Les valises de la Roadmaster sont impressionnantes. Elles ont l’air tout aussi full rétro que celles d’une Harley Electra Glide, mais elles sont nettement plus faciles à utiliser et leur finition intérieure est plus raffinée. Il y a une prise électrique à l’arrière pour les vestes chauffantes et autres accessoires.
La grande nouvelle pour 2017, toutefois, c’est qu’Indian offre finalement un système audio et multimédia pour rivaliser avec le Boom Box 6.5GT qu’Harley propose sur ses baggers haut de gamme. C’est un système impressionnant avec écran facilement divisible, options multiples, système audio de 200 watts, etc. Selon Indian, l’écran tactile de 7 po est le plus grand et sa résolution de 800 x 480 pixels est la plus élevée de l’industrie. La chaîne audio est facile à contrôler grâce à ces interrupteurs à bascule bien pensés et bien placés sur les poignées de droite et de gauche. Le système offre de très nombreuses possibilités de personnalisation. Par exemple, on peut avoir la carte en plein écran ou diviser l’écran en deux et choisir les fonctions à afficher. En balayant l’écran du doigt, même avec un gant, on peut changer de mode et passer des informations sur la moto (pression des pneus, etc.) à celles sur l’environnement (dont l’altimètre, que l’on peut aussi remettre à zéro pour savoir de combien on a grimpé dans la journée). Lors de la démonstration, on nous a présenté une quantité hallucinante de possibilités…
Il y a un bémol, toutefois. J’ai essayé la Roadmaster 2017 environ six semaines avant sa sortie officielle (prévue pour le 26 juillet) et le système multimédia à écran tactile devait être la vedette du lancement. Malheureusement, il y avait encore certains bogues non résolus. Sur deux des motos, dont la mienne, le système a cessé de fonctionner complètement et quelques journalistes ont aussi souligné que la connexion Bluetooth avec les casques coupait fréquemment. Le maintien du lien avec les iPhone était particulièrement problématique. Quand il fonctionnait, ce système multimédia était extraordinaire.
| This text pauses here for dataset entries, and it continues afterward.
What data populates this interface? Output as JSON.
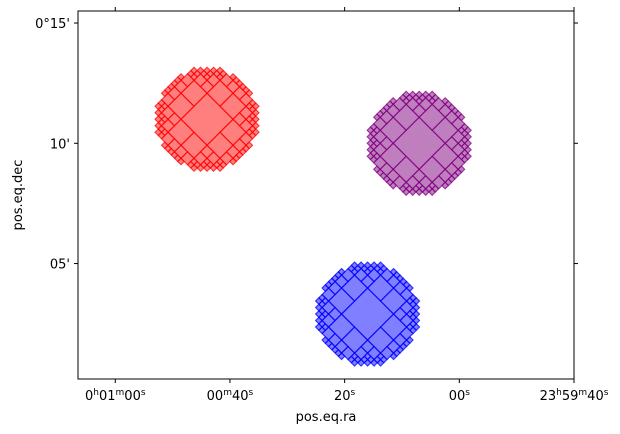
{
  "chart_data": {
    "type": "scatter",
    "xlabel": "pos.eq.ra",
    "ylabel": "pos.eq.dec",
    "x_ticks": [
      {
        "ra_sec": 60,
        "parts": [
          [
            "0",
            ""
          ],
          [
            "h",
            "sup"
          ],
          [
            "01",
            ""
          ],
          [
            "m",
            "sup"
          ],
          [
            "00",
            ""
          ],
          [
            "s",
            "sup"
          ]
        ]
      },
      {
        "ra_sec": 40,
        "parts": [
          [
            "00",
            ""
          ],
          [
            "m",
            "sup"
          ],
          [
            "40",
            ""
          ],
          [
            "s",
            "sup"
          ]
        ]
      },
      {
        "ra_sec": 20,
        "parts": [
          [
            "20",
            ""
          ],
          [
            "s",
            "sup"
          ]
        ]
      },
      {
        "ra_sec": 0,
        "parts": [
          [
            "00",
            ""
          ],
          [
            "s",
            "sup"
          ]
        ]
      },
      {
        "ra_sec": -20,
        "parts": [
          [
            "23",
            ""
          ],
          [
            "h",
            "sup"
          ],
          [
            "59",
            ""
          ],
          [
            "m",
            "sup"
          ],
          [
            "40",
            ""
          ],
          [
            "s",
            "sup"
          ]
        ]
      }
    ],
    "y_ticks": [
      {
        "dec_arcmin": 15,
        "label": "0°15'"
      },
      {
        "dec_arcmin": 10,
        "label": "10'"
      },
      {
        "dec_arcmin": 5,
        "label": "05'"
      }
    ],
    "xlim_ra_sec": [
      66.5,
      -20
    ],
    "ylim_dec_arcmin": [
      0.2,
      15.5
    ],
    "grid": false,
    "series": [
      {
        "color": "#ff0000",
        "fill_opacity": 0.5,
        "center_ra_sec": 44,
        "center_dec_arcmin": 11.0,
        "radius_arcmin": 2.1
      },
      {
        "color": "#800080",
        "fill_opacity": 0.5,
        "center_ra_sec": 7,
        "center_dec_arcmin": 10.0,
        "radius_arcmin": 2.1
      },
      {
        "color": "#0000ff",
        "fill_opacity": 0.5,
        "center_ra_sec": 16,
        "center_dec_arcmin": 2.9,
        "radius_arcmin": 2.1
      }
    ]
  }
}
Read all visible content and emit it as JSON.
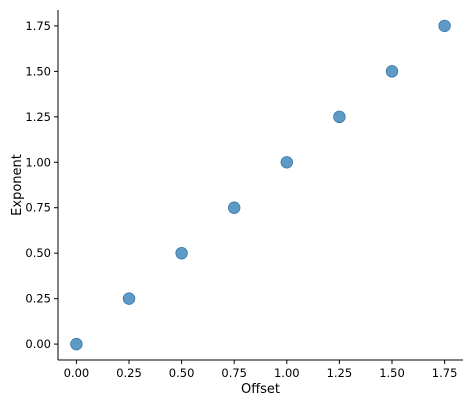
{
  "chart_data": {
    "type": "scatter",
    "title": "",
    "xlabel": "Offset",
    "ylabel": "Exponent",
    "x": [
      0.0,
      0.25,
      0.5,
      0.75,
      1.0,
      1.25,
      1.5,
      1.75
    ],
    "y": [
      0.0,
      0.25,
      0.5,
      0.75,
      1.0,
      1.25,
      1.5,
      1.75
    ],
    "xlim": [
      -0.0875,
      1.8375
    ],
    "ylim": [
      -0.0875,
      1.8375
    ],
    "xticks": [
      0.0,
      0.25,
      0.5,
      0.75,
      1.0,
      1.25,
      1.5,
      1.75
    ],
    "xtick_labels": [
      "0.00",
      "0.25",
      "0.50",
      "0.75",
      "1.00",
      "1.25",
      "1.50",
      "1.75"
    ],
    "yticks": [
      0.0,
      0.25,
      0.5,
      0.75,
      1.0,
      1.25,
      1.5,
      1.75
    ],
    "ytick_labels": [
      "0.00",
      "0.25",
      "0.50",
      "0.75",
      "1.00",
      "1.25",
      "1.50",
      "1.75"
    ],
    "grid": false,
    "marker_color": "#4c8fc0",
    "marker_edge_color": "#3a77a8"
  }
}
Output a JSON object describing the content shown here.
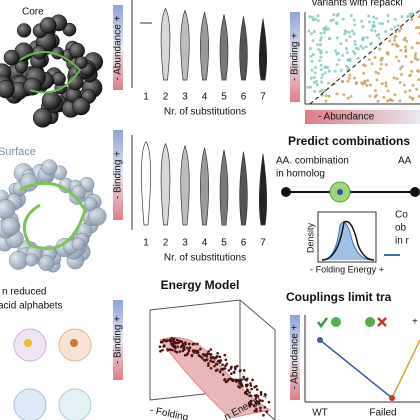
{
  "left": {
    "core_label": "Core",
    "surface_label": "Surface",
    "alphabet_lines": [
      "n reduced",
      "acid alphabets"
    ]
  },
  "abundance_panel": {
    "y_label": "- Abundance +",
    "categories": [
      "1",
      "2",
      "3",
      "4",
      "5",
      "6",
      "7"
    ],
    "x_label": "Nr. of substitutions"
  },
  "binding_panel": {
    "y_label": "- Binding +",
    "categories": [
      "1",
      "2",
      "3",
      "4",
      "5",
      "6",
      "7"
    ],
    "x_label": "Nr. of substitutions"
  },
  "energy_model": {
    "title": "Energy Model",
    "x_label": "- Folding",
    "z_label": "n Energy +",
    "y_label": "- Binding +"
  },
  "repacking_panel": {
    "title": "variants with repacki",
    "y_label": "- Binding +",
    "x_label": "- Abundance"
  },
  "predict_panel": {
    "title": "Predict combinations",
    "left_lines": [
      "AA. combination",
      "in homolog"
    ],
    "right_label": "AA",
    "density_label": "Density",
    "x_label": "- Folding Energy +",
    "legend_lines": [
      "Co",
      "ob",
      "in r"
    ]
  },
  "couplings_panel": {
    "title": "Couplings limit tra",
    "y_label": "- Abundance +",
    "categories": [
      "WT",
      "Failed"
    ],
    "plus": "+"
  }
}
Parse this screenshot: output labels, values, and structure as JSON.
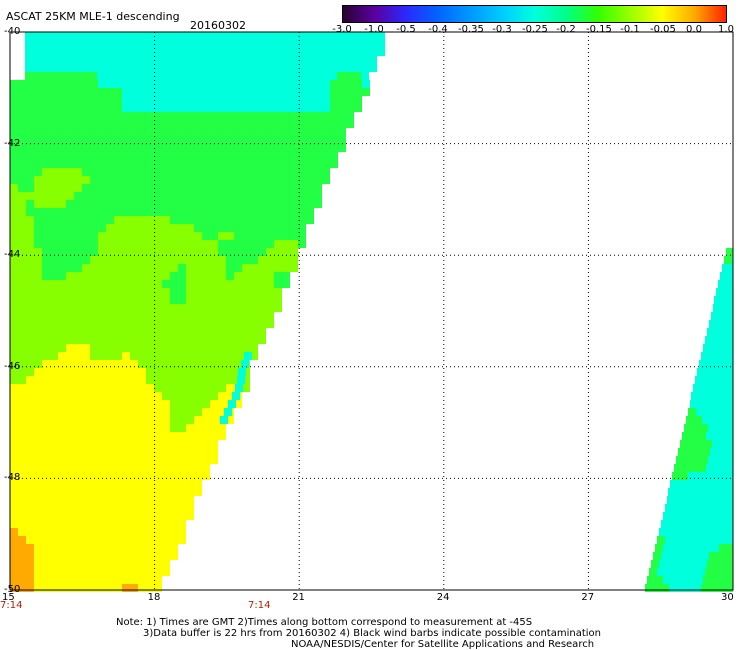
{
  "header": {
    "title": "ASCAT 25KM MLE-1 descending",
    "date": "20160302"
  },
  "colorbar": {
    "labels": [
      "-3.0",
      "-1.0",
      "-0.5",
      "-0.4",
      "-0.35",
      "-0.3",
      "-0.25",
      "-0.2",
      "-0.15",
      "-0.1",
      "-0.05",
      "0.0",
      "1.0"
    ],
    "colors": [
      "#2a0033",
      "#5a00a0",
      "#2a2aff",
      "#0066ff",
      "#0099ff",
      "#00ccff",
      "#00ffdd",
      "#00ff88",
      "#33ff00",
      "#99ff00",
      "#ffff00",
      "#ffaa00",
      "#ff2200"
    ]
  },
  "map": {
    "lat_labels": [
      "-40",
      "-42",
      "-44",
      "-46",
      "-48",
      "-50"
    ],
    "lon_labels": [
      "15",
      "18",
      "21",
      "24",
      "27",
      "30"
    ],
    "time_labels": [
      "7:14",
      "7:14"
    ],
    "swath_colors": {
      "cyan": "#00ffdd",
      "green": "#22ff44",
      "lime": "#88ff00",
      "yellow": "#ffff00",
      "orange": "#ffaa00",
      "red_orange": "#ff7700",
      "deep_cyan": "#00ccff"
    }
  },
  "notes": {
    "line1": "Note: 1) Times are GMT 2)Times along bottom correspond to measurement at -45S",
    "line2": "3)Data buffer is 22 hrs from 20160302 4) Black wind barbs indicate possible contamination",
    "line3": "NOAA/NESDIS/Center for Satellite Applications and Research"
  }
}
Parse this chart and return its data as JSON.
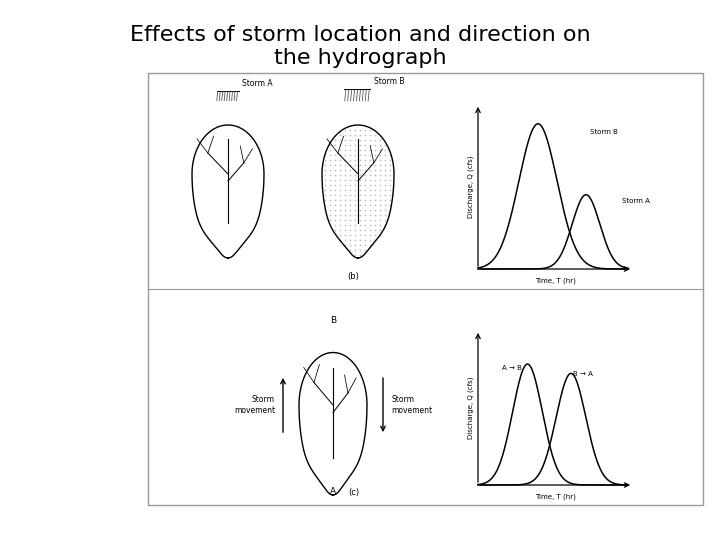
{
  "title_line1": "Effects of storm location and direction on",
  "title_line2": "the hydrograph",
  "title_fontsize": 16,
  "background_color": "#ffffff",
  "line_color": "#000000",
  "storm_a_label": "Storm A",
  "storm_b_label": "Storm B",
  "time_label": "Time, T (hr)",
  "discharge_label": "Discharge, Q (cfs)",
  "storm_movement_label": "Storm\nmovement",
  "a_to_b_label": "A → B",
  "b_to_a_label": "B → A",
  "label_b_tag": "B",
  "label_a_tag": "A",
  "subfig_a": "(b)",
  "subfig_b": "(c)"
}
Il s’avérera probablement supérieur au Boom! de Harley… quand il sera au point.
Pas de problème du côté des autres dispositifs électroniques, par contre. Même à 130 km/h avec le pare-brise abaissé, la chaîne audio est assez puissante pour se faire bien entendre. Le régulateur de vitesse d’Indian est particulièrement réussi parce qu’il permet des décélérations en douceur, contrairement à la plupart des systèmes installés sur les motos. Quand on désengage le régulateur, les papillons d’admission se referment graduellement, ce qui évite la sensation de freinage. Cela peut sembler anodin, mais il s’agit tout de même d’une nette amélioration par rapport aux systèmes des concurrents.
Problème de surchauffe du mollet par temps chaud et bogues technologiques mis à part, la Roadmaster est une machine impressionnante. Elle affiche un look art déco légèrement excessif mais tout à fait dans le ton et son moteur est étonnamment sophistiqué pour un moulin qui n’a que quelques années de vie derrière lui. De plus, où qu’on l’examine, la Roadmaster affiche une qualité de construction élevée, tout à fait comparable à celle d’une Electra Glide.
Et, bien sûr, en pilotant une Roadmaster vous entrez dans une légende motocycliste que même 60 années d’absence n’ont pas réussi à estomper.
Les prix n’avaient pas été dévoilés au moment d’écrire ces lignes, mais attendez-vous à débourser environ 35 000 $. Les Roadmaster 2017 devraient être chez votre concessionnaire d’ici la fin de l’été.